R-CNN (Region Based Convolutional Neural Network) and Fast R-CNN are previous models developed respectively. First of all, CNN is applied to the image, which is in Fast R-CNN, and as a result, the feature map is revealed. At the next stage, the change based on Fast R-CNN begins. Region proposals are made with the selective search method. A separate region recommendation network is created and the import is done.
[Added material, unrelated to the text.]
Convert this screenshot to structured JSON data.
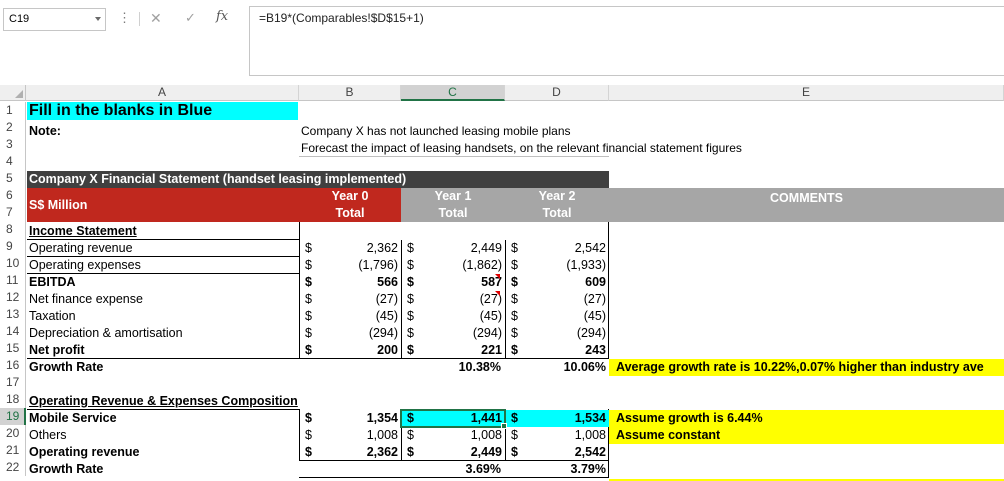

In the remaining stages, it is similar to Fast R-CNN. By using Faster R-CNN, the approximate forecast time is reduced to 0.3 seconds due to the time saved from the region recommendation.

YOLO (You Only Look Once)

YOLO is an algorithm that uses CNN networks to detect objects. YOLO stands for "You Only Look Once". The main reason for choosing this name is because this algorithm is fast enough to detect objects in one stage. Since the YOLO algorithm started working, it detects the objects in the images/videos and the coordinates of these objects at the same time. The difference between video and image processing: Pictures are a single frame. Video consists of many frames. While the structure of the algorithm works for a single frame in pictures, the logic in video is that it works over and over again for the frames. YOLO first divides the incoming image into regions. it then draws the box structures (bounding boxes) surrounding the objects in each region. This means that it calculates the probability of finding the object in each region. It calculates a confidence score for each bounding box it draws. This calculated score shows how likely it is that the object is the predicted object.

Transfer Learning

Because of the large amount of data required, training a neural network is different from training other machine learning models. Actually, if you want to train a CNN, you need to have a lot of data and powerful hardware. It is difficult to collect sufficient data under normal circumstances. At this stage, the pre-trained CNN network called "Transfer Learning" in the literature comes into play. In this way, a personalized network can be created by changing the output layer of CNN classifier models such as Alexnet, VGG and Resnet trained on large-scale datasets such as ImageNet and Coco, saving time and high-performance hardware. This method can train the network with less data with higher accuracy. The millions of weights and bias coefficients in the trained CNN network are calculated.